Comparison of the Three Tests¶
| Feature | Pearson's \(r\) | Spearman's \(\rho_s\) | Kendall's \(\tau\) |
|---|---|---|---|
| Measures | Linear association | Monotonic association | Monotonic association |
| Data type | Continuous | Continuous or ordinal | Continuous or ordinal |
| Sensitivity to outliers | High | Low | Low |
| Assumption | Bivariate normality (for exact p-value) | None (rank-based) | None (rank-based) |
| Range | \([-1, 1]\) | \([-1, 1]\) | \([-1, 1]\) |
| Small samples | Less reliable | Moderate | More reliable |
Worked Example: Age and Income¶
Problem: Test whether age and income are related using \(\alpha = 0.05\).
age = [18, 25, 57, 45, 26, 64, 37, 40, 24, 33]
income = [15000, 29000, 68000, 52000, 32000, 80000, 41000, 45000, 26000, 33000]
Solution¶
All three tests yield \(p \approx 0.0000\), indicating a strong, statistically significant relationship between age and income.

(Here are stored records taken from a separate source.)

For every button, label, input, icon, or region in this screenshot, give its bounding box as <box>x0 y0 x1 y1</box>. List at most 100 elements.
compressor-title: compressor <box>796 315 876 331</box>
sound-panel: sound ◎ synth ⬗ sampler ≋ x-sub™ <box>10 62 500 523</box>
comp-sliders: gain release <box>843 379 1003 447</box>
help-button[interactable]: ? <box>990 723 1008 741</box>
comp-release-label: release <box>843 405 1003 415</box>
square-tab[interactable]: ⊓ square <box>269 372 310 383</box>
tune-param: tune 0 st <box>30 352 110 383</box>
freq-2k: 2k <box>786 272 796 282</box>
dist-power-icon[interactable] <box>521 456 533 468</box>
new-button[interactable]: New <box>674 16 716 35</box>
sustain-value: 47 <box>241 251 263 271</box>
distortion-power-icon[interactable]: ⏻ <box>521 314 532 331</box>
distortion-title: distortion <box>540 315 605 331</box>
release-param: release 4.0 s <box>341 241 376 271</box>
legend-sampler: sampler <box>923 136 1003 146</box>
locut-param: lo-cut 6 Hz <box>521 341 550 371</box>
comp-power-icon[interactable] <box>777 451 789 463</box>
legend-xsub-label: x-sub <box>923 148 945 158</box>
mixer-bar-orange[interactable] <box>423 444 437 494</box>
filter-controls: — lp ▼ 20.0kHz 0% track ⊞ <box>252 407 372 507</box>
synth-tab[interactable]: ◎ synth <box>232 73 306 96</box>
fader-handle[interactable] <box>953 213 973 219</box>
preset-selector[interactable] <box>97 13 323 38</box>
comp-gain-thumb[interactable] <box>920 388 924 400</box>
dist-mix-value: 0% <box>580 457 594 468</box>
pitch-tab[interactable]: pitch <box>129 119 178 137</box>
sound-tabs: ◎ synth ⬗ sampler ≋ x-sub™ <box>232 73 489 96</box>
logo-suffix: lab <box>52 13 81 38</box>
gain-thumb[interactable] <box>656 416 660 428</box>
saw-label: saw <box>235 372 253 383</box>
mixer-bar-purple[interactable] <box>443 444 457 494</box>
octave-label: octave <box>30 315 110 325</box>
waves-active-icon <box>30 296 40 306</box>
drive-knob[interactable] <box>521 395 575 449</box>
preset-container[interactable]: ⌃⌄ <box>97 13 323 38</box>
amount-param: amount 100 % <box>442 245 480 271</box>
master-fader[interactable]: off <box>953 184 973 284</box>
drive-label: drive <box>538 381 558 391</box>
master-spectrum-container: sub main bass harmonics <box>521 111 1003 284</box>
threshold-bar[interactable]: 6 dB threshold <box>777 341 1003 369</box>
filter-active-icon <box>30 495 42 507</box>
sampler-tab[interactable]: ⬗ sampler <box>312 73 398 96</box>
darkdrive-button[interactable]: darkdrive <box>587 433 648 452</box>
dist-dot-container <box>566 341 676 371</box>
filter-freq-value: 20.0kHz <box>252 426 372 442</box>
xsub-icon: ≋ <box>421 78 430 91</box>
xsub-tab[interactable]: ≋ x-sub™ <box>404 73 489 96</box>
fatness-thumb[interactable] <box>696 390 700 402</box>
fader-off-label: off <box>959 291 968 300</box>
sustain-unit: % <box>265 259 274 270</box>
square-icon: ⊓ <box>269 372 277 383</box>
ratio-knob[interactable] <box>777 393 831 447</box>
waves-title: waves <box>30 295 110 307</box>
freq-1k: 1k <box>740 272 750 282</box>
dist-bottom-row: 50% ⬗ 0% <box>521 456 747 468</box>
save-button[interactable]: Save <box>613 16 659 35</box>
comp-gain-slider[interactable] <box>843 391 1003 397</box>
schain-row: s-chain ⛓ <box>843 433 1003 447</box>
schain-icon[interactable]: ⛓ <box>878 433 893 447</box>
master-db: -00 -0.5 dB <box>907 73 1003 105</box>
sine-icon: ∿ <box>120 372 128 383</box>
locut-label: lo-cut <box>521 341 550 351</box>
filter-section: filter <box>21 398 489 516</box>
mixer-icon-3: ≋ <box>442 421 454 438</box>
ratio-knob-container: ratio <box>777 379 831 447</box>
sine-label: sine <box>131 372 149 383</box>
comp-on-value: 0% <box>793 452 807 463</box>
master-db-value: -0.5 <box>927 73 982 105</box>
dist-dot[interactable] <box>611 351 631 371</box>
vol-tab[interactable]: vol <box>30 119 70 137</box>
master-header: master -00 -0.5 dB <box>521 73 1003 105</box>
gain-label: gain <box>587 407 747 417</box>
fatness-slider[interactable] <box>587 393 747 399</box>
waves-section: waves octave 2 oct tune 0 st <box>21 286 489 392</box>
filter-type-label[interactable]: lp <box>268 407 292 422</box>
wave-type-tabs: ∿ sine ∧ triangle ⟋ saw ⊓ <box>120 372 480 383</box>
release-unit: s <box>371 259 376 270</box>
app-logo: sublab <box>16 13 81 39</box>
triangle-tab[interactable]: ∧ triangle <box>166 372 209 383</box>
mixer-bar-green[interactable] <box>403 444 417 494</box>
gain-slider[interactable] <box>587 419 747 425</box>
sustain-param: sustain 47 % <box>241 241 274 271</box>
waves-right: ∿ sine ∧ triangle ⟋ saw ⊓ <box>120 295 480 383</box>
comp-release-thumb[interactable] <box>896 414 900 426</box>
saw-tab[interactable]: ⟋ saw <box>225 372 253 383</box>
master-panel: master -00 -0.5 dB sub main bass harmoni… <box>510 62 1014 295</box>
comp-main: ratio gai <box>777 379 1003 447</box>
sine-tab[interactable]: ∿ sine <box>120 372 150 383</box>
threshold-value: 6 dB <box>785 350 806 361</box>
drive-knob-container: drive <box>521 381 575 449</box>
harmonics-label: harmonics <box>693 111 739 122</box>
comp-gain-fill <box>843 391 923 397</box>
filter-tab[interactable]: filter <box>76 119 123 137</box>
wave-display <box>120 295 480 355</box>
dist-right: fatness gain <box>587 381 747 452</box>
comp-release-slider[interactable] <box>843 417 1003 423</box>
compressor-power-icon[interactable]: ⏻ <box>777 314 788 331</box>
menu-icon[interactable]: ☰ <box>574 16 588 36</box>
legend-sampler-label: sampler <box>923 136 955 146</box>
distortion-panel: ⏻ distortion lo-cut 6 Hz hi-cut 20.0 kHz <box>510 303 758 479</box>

import matplotlib.pyplot as plt
import scipy.stats as stats
def main():
x = [18, 25, 57, 45, 26, 64, 37, 40, 24, 33]
y = [15_000, 29_000, 68_000, 52_000, 32_000, 80_000, 41_000, 45_000, 26_000, 33_000]
coef, p_val = stats.pearsonr(x, y)
print(f"Pearson's r: coef = {coef:.4f}, p-value = {p_val:.4f}")
coef, p_val = stats.spearmanr(x, y)
print(f"Spearman's ρ: coef = {coef:.4f}, p-value = {p_val:.4f}")
coef, p_val = stats.kendalltau(x, y)
print(f"Kendall's τ: coef = {coef:.4f}, p-value = {p_val:.4f}")
fig, ax = plt.subplots(figsize=(12, 3))
ax.plot(x, y, "ok")
ax.set_xlabel("Age")
ax.set_ylabel("Income")
plt.show()
if __name__ == "__main__":
main()
Interpretation: Since all p-values are well below \(\alpha = 0.05\), we reject \(H_0: \rho = 0\) and conclude that there is a statistically significant positive relationship between age and income in this sample. Note that this does not establish a causal relationship—confounders such as experience, education, and industry could influence both variables.